Tuesday, March 01, 2005

The Fall

"Nothing is more foreign to our way of thinking than the earth in the middle of the silent universe and having neither the meaning that man gives things, nor the meaninglessness of things as soon as we try to imagine them without a consciousness that reflects them."
G. Bataille

This is the catch of metaphysics. A metaphysics that concerns itself with its questions as objects tends toward either valuation or devaluation of those objects-- hence it is thrown into a dizzying vacillation between meaning and meaninglessness and is never capable of penetrating a constructed surface. What is needed is a metaphysics without parachutes that is capable of going down, a metaphysics of descent-- terrifying and plunging descent.
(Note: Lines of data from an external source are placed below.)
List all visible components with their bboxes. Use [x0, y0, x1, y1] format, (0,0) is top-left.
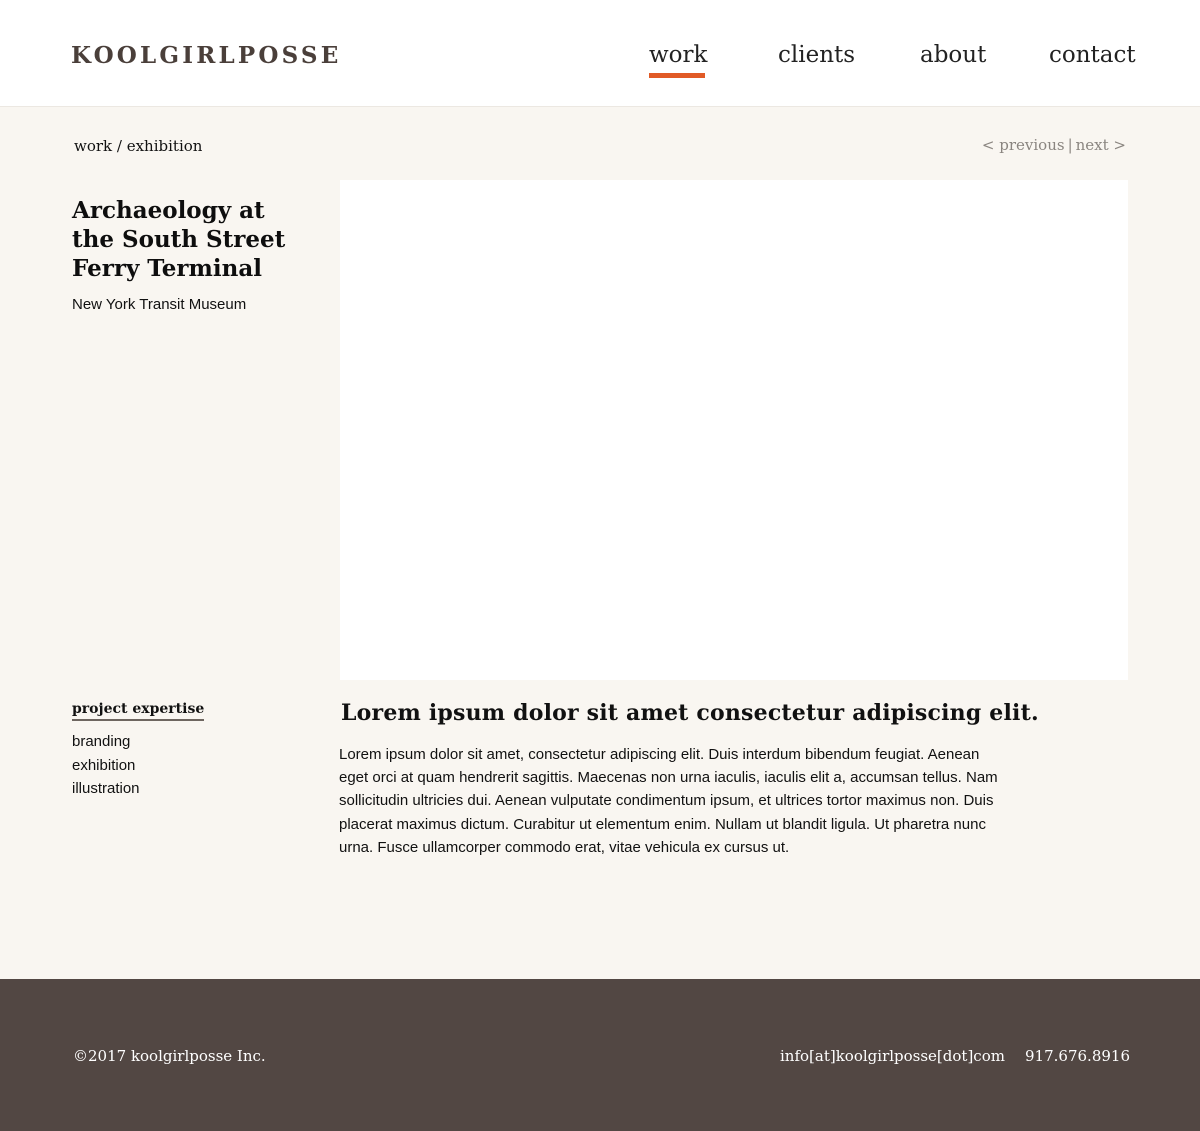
content-heading: Lorem ipsum dolor sit amet consectetur a…: [341, 700, 1039, 726]
site-footer: ©2017 koolgirlposse Inc. info[at]koolgir…: [0, 979, 1200, 1131]
project-hero-image: [340, 180, 1128, 680]
project-pager: < previous | next >: [982, 136, 1126, 154]
previous-link[interactable]: < previous: [982, 136, 1065, 154]
copyright: ©2017 koolgirlposse Inc.: [73, 1047, 266, 1065]
nav-work[interactable]: work: [649, 42, 707, 68]
content-body: Lorem ipsum dolor sit amet, consectetur …: [339, 746, 998, 856]
expertise-item: exhibition: [72, 756, 136, 774]
nav-active-indicator: [649, 73, 705, 78]
next-link[interactable]: next >: [1076, 136, 1126, 154]
pager-separator: |: [1067, 136, 1073, 154]
footer-phone: 917.676.8916: [1025, 1047, 1130, 1065]
nav-contact[interactable]: contact: [1049, 42, 1136, 68]
site-logo[interactable]: KOOLGIRLPOSSE: [71, 42, 341, 69]
nav-about[interactable]: about: [920, 42, 986, 68]
breadcrumb[interactable]: work / exhibition: [74, 137, 202, 155]
expertise-item: branding: [72, 733, 131, 750]
nav-clients[interactable]: clients: [778, 42, 855, 68]
expertise-list: branding exhibition illustration: [72, 730, 140, 801]
site-header: KOOLGIRLPOSSE work clients about contact: [0, 0, 1200, 107]
project-title: Archaeology at the South Street Ferry Te…: [72, 197, 286, 282]
client-name: New York Transit Museum: [72, 296, 247, 313]
expertise-item: illustration: [72, 780, 140, 797]
footer-email-link[interactable]: info[at]koolgirlposse[dot]com: [780, 1047, 1005, 1065]
expertise-title: project expertise: [72, 701, 205, 721]
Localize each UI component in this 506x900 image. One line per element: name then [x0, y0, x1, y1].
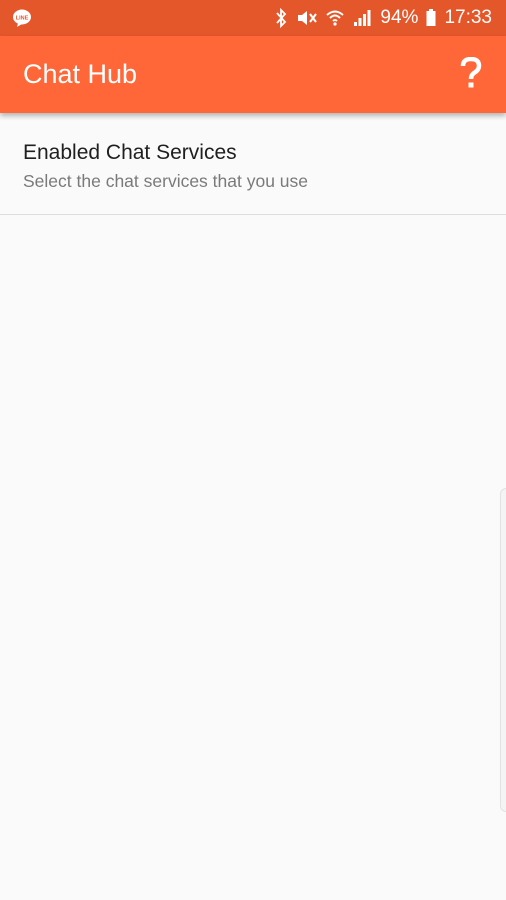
help-button[interactable] [454, 56, 488, 94]
battery-percent: 94% [380, 7, 419, 28]
bluetooth-icon [274, 8, 288, 28]
app-title: Chat Hub [23, 59, 138, 89]
clock: 17:33 [444, 7, 492, 28]
enabled-chat-services-item[interactable]: Enabled Chat Services Select the chat se… [0, 113, 506, 215]
status-icons: 94% 17:33 [274, 0, 492, 36]
question-mark-icon [460, 56, 482, 94]
status-bar: LINE 94% 17:33 [0, 0, 506, 36]
wifi-icon [326, 8, 345, 28]
battery-icon [426, 8, 436, 28]
mute-icon [296, 8, 318, 28]
signal-icon [352, 8, 372, 28]
app-bar: Chat Hub [0, 36, 506, 113]
line-app-icon: LINE [12, 8, 32, 28]
edge-panel-handle[interactable] [500, 488, 506, 812]
svg-text:LINE: LINE [16, 16, 29, 22]
preference-summary: Select the chat services that you use [23, 171, 309, 191]
preference-title: Enabled Chat Services [23, 141, 237, 164]
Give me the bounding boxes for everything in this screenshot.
"Only as an aesthetic phenomenon is existence and the world eternally justified."
F. Nietzsche

Nietzsche is still grasping for justification despite his humble claims of affirmation. It is probable that existence and the world, under the gaze of a conscious eye, will not be justified. Although existence and the world will likely never be justified as an aesthetic phenomenon, it may sing from the lips of a metaphysician of descent through an aesthetic medium.

"Poetry describes nothing that does not slip toward the unknowable...but this poetry is only a way by which a man goes from a world full of meaning to the final dislocation of meanings, of all meaning, which soon proves to be unavoidable."
G. Bataille

But what does it matter? Why should I concern myself with the songs of these new metaphysicians of descent? By posing the question I have already returned to that age-old refrain. I am spun into a desperate sickness. The question is really one of paralysis-- vertical or horizontal paralysis.